1 of 3 | Around 33 million people have been affected by flooding this past year in Pakistan. Photo by Shahzaib Akber/EPA-EFE
Jan. 8 (UPI) -- U.N. officials on Monday warned that millions of children in Pakistan remain at risk of death and disease from flooding that devastated the south Asian nation months earlier.
Pakistan's monsoon season of mid-June to October ravaged the country, resulting in at least 1,739 people killed, including 647 children, according to government statistics.
Though flooding ceased months ago, upwards of 4 million children remain living near contaminated and stagnant flood waters and 10 million still require immediate lifesaving support ahead of the winter, the United Nations International Children's Emergency Fund said Monday.
"Children living in Pakistan's flood-affected areas have been pushed to the brink," Abdullah Fadil, UNICEF's representative in Pakistan, said in a statement. "The rains have ended, but the crisis for children has not."
All four corners of the country were affected by the mass flooding, with the Center for Disaster Philanthropy stating some 15% of Pakistan's 230 million people have been impacted.
The United Nations has directly blamed the floods on climate change, with its secretary-general, Antonio Guterres, stating following a trip of Pakistan in September that the country needs "massive financial support" from the international community as "a matter of justice" as it is not responsible for rising greenhouse gases.
In the last few days, calls for assistance for Pakistan have been amplifying, with the U.N. development agency, UNDP, saying last week that on top of the 33 million people affected by the floods, an additional 9 million people are at risk of being pushed into poverty.
On Friday, Pakistani Prime Minister Muhammad Shehbaz Sharif wrote in an op-ed for The Guardian that an area the size of Switzerland remains underwater due to floods and that parts of the country "now look like a huge series of permanent lakes, transforming forever the terrain and the lives of people living there."
"No amount of pumps can remove this water in less than a year; and by July 2023, the worry is that these areas may flood again," he said.
Doctors without Borders on Monday reported that its workers are seeing "alarmingly high numbers of people" with malaria and children with malnutrition in flooded communities in Sindh and eastern Balochistan provinces.

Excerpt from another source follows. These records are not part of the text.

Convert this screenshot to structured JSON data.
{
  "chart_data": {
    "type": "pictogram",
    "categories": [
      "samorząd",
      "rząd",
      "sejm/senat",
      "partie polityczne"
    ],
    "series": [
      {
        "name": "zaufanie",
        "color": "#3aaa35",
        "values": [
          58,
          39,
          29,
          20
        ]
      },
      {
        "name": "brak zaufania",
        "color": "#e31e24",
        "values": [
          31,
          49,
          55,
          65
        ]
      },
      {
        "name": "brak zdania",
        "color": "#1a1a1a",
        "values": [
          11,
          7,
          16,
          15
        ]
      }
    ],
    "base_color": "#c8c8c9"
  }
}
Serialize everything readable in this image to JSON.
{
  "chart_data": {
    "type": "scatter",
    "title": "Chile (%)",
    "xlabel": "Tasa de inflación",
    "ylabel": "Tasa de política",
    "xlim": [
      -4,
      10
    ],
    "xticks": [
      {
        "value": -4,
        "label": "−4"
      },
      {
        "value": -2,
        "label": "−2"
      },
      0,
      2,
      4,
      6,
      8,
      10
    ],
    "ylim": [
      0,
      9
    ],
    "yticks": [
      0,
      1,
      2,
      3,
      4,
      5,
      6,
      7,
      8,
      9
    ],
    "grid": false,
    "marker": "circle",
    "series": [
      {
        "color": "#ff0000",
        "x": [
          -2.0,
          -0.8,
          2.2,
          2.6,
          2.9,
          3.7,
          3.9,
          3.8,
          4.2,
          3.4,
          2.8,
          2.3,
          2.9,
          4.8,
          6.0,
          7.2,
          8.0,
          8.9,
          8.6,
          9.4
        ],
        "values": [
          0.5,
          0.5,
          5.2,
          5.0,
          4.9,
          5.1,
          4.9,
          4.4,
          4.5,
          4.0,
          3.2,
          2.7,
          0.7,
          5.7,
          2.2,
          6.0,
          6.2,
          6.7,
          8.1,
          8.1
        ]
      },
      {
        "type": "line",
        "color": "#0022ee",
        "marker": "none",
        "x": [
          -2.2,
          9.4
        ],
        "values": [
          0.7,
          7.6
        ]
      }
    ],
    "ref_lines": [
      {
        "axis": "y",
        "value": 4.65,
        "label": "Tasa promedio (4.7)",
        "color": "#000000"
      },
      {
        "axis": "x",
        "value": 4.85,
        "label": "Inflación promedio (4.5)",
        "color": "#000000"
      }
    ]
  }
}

"The current response is inadequate," it said in a statement. "People's basic needs, including access to essential food assistance, healthcare and safe drinking water, in the worst flood-affected areas remain unmet."
Despite the cold winter months when malaria cases are expected to decrease, the international doctor association said it has treated more than 42,000 patients for the disease since October.
The floods, it said, have also destroyed extensive crops, which is worsening the food insecurity crisis. Of the more than 28,300 children it has screened for malnutrition, 23% had severe acute malnutrition and 31% had moderate acute malnutrition.
The U.N. agency said that between July and December it has identified nearly double the number of children suffering from severe acute malnutrition in flood-affected areas compared to a year earlier.
Acute respiratory infections among children in flood-stricken areas has also "skyrocketed," it said.
"Severe acute malnutrition, respiratory and water-borne diseases coupled with the cold are putting millions of young lives at risk," Fadil said.
UNICEF said only 37% of its call for $173.5 million for life-saving support for women and children in Pakistan has been heeded by the international community.
"We know the climate crisis played a central role in supercharging the cascading calamities evident in Pakistan. We must do everything within our power to ensure girls and boys in Pakistan are able to fully recover from the current disaster, and to protect and safeguard them from the next one," Fadil said.